Homeshareus

This Adelaide-Based Emerging Designer Is One To Watch


This Adelaide-Based Emerging Designer Is One To Watch

Studio Visit

Sasha Gattermayr

Left: The vase versa range. Photo – Dean Toepfer. Right: Dean in his studio. Photo – Andrew Carvolth.

Dean in the studio! Photo – Andrew Carvolth.

A ‘vase versa’ vase in situ. Photo – Dean Toepfer.

Vases in production. Photo – Dean Toepfer.

The double walled vases are the perfect table accompaniment. Photo – Dean Toepfer.

The ‘Solute’ light, by Dean and Liam Fleming, which is shortlisted in our Design Awards! Photo – Dean Toepfer.

Dean Toepfer is a quiet achiever. The multifaceted designer started out in the fashion industry, then went back to study Design at RMIT in Melbourne, further refining his creative skills with a two-year associateship at the JamFactory in Adelaide, before heading to Europe to train with superstar Dutch designer Lex Pott in the Netherlands for much of 2019, them returning to Adelaide to set up his own design studio this year! Phew – that’s one hell of an impressive CV!

Having returned to the JamFactory as a studio tenant to set up his own practice, Dean relishes the opportunities this creative hub provides – with furniture making, glass making, ceramics, jewellery and metalwork all happening in close proximity, JamFactory enables Dean to design, manufacture prototypes, and collaborate with creatives from various disciplines, all under the one roof.

Hey Dean! To start off, could you briefly outline your background, and how this brought you to furniture and lighting design?

My original career path was within the fashion industry, where I specalised in sales, range development and production management. After a few years I wanted to pursue a more creative and independent path. I went back to university and undertook an Associate Degree in Design at RMIT. It was here that I found my love for product design, specifically furniture and lighting.

I’m very much drawn to the different facets of design, from form and function through to ergonomics and aesthetics. There are also a lot of ups and downs when creating new work. Things never go to plan, and adapting and problem solving are a daily occurrence. There is an immense creative satisfaction overcoming these obstacles, and seeing the end result, when that original thought becomes a real, tangible thing.

The JamFactory is filled with great designers and a community of creatives. Can you tell me a bit about the space in which you typically create? How long have you been here?

I moved from Melbourne to Adelaide in 2017, to undertake a 2 year associateship in the JamFactory’s furniture studio. It was during this time I further honed my creative path and broadened my skillset; it was the perfect balance of independent development, collaboration and community. At the end of my associateship I spent the majority of 2019 working in The Netherlands with a Rotterdam based designer, Lex Pott (whom I met in France the year before though a JamFactory scholarship). On returning back to Adelaide at the end of 2019 I secured a tenancy back at the JamFactory, where I now operate my practice from.

My studio is crisp little space where I generally undertake “clean work”, sketching, design, CAD and model making.
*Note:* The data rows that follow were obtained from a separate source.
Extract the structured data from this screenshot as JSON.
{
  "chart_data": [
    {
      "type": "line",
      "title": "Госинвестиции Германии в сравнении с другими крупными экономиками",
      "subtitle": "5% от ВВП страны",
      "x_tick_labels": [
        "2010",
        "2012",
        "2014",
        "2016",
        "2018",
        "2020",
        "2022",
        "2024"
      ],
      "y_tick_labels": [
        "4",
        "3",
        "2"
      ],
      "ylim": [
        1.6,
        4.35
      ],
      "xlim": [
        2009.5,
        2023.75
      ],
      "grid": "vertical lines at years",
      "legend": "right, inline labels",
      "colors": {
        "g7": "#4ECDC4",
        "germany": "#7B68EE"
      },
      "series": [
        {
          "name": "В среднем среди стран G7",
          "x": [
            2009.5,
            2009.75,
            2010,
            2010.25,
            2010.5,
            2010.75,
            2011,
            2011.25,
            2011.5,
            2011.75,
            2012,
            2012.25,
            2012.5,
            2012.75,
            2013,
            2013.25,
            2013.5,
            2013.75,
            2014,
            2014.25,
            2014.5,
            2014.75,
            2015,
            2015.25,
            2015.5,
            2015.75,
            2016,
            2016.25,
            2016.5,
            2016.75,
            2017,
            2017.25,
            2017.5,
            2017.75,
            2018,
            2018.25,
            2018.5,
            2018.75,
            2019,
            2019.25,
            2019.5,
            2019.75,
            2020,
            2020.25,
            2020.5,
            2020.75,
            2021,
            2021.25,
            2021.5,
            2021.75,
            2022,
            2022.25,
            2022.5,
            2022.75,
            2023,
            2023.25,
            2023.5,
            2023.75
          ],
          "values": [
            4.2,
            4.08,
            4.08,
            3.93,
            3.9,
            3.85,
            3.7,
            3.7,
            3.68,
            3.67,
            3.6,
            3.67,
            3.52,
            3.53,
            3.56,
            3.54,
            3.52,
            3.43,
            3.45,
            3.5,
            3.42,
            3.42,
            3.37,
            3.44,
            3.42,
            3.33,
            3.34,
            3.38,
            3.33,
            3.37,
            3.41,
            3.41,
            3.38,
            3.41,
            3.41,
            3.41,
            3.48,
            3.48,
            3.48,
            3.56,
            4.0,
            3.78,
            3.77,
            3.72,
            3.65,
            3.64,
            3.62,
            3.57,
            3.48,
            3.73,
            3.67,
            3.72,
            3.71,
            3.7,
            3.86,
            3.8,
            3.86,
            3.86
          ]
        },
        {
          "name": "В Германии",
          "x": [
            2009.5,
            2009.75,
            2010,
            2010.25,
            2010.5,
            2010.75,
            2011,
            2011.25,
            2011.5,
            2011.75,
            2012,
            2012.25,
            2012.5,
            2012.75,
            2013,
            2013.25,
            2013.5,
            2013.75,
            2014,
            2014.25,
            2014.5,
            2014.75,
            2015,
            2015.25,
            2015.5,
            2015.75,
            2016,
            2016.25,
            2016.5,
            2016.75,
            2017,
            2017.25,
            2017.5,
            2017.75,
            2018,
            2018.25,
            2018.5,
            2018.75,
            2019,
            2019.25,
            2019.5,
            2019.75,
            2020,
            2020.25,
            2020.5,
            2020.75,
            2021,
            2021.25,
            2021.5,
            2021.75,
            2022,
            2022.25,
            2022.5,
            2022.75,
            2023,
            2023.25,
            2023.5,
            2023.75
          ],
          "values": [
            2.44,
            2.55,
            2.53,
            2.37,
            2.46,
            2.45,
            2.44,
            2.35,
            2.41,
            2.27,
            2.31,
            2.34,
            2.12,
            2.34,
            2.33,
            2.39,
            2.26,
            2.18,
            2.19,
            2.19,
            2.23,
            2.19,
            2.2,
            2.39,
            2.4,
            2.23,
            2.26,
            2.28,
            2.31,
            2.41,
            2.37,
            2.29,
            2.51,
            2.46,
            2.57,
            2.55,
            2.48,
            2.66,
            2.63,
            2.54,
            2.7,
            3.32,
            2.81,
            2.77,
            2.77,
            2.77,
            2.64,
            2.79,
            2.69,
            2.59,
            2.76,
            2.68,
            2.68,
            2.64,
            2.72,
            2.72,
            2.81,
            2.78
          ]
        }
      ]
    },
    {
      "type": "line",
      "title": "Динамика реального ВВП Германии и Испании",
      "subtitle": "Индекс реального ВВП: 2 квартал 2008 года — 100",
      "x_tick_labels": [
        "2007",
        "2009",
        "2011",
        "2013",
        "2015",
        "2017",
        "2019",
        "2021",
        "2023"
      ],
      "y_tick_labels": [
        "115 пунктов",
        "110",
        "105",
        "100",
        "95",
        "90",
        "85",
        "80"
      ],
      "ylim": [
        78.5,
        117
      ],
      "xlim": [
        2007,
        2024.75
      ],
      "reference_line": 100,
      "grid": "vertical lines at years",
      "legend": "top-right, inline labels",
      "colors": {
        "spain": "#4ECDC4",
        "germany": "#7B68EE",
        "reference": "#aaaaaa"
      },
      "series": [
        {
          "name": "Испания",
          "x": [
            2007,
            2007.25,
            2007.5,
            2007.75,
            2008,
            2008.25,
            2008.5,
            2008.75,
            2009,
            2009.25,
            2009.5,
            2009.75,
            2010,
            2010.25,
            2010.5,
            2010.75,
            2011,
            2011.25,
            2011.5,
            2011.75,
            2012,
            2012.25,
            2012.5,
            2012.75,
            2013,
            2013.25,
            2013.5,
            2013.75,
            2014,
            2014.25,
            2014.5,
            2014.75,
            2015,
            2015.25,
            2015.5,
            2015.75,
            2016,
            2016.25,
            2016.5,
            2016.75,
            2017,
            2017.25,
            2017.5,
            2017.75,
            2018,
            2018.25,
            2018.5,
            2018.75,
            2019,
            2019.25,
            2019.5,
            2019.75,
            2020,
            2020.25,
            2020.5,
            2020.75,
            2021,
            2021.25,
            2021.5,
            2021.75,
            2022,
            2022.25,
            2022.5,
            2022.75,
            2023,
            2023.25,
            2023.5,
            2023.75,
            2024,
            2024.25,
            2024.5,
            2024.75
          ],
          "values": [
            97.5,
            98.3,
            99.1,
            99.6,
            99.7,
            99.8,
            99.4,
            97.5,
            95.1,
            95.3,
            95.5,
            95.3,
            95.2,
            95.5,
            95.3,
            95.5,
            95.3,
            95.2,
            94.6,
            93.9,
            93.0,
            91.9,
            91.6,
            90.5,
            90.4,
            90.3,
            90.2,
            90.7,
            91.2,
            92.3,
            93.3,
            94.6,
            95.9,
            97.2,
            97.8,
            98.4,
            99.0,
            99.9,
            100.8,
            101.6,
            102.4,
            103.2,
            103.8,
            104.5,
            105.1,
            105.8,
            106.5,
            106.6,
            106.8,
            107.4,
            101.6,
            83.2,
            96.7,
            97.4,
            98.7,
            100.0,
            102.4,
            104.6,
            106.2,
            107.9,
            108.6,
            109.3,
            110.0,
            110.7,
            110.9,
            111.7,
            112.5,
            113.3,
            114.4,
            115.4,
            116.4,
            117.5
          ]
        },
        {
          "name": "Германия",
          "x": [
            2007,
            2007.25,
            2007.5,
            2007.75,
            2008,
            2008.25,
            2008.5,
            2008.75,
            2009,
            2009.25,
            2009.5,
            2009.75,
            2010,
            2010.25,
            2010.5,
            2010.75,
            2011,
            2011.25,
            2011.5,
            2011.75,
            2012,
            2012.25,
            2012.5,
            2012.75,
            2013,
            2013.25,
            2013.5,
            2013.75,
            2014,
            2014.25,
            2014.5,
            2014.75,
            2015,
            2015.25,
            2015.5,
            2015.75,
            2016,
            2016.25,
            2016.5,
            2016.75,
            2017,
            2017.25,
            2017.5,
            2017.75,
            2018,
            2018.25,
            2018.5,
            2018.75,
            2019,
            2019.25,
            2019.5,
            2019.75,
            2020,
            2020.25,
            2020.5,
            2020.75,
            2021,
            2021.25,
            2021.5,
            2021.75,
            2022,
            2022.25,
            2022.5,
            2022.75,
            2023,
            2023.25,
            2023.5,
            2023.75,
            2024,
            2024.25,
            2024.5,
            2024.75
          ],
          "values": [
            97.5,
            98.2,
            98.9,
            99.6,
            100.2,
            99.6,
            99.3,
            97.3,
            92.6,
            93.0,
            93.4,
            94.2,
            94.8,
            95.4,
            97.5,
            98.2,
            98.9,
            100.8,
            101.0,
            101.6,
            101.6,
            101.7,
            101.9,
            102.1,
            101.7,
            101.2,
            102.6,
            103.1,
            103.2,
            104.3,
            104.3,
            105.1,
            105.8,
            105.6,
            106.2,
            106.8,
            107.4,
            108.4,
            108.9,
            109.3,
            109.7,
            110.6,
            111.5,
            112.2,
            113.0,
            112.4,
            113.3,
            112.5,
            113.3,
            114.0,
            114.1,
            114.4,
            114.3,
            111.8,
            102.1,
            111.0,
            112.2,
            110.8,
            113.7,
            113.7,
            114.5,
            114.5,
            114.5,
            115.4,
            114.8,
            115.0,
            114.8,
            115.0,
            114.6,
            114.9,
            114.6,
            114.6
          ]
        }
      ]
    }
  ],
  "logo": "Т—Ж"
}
Then there is a shared workshop/machine room where production and mess is made.

It has been a great place to be, getting to collaborate with an array of skilled designer, makers and creative in the areas of ceramics, glass, jewelry and metal.

Your practice is across furniture, lighting and object design. How do you balance these areas of interest? Does each inform the other?

To be honest the balance is totally unplanned, the strongest idea, or the one I’m most excited about always takes control. In saying that, I generally have multiple projects running parallel to one another, and one project can inform another. In the development stages a certain element from one piece can plant a seed for new ideas, whether it be a process, material or detail.

Your most recent project is the vase versa range. Tell me about it!

The vase versa range is my first object collection, and first range that is self-produced in-house. I went into this project wanting to design a piece that was self produced and could be sold at an accessible price point. I also wanted colour to be the main feature of the piece as this has been lacking in past projects.

The form itself is somewhat plain and monolithic; the intention behind this was to highlight the bold graphic quality of varying colour relationships. A take on the saying vice versa, the duotone stem vases have multiple colour relationships depending on the orientation of the piece.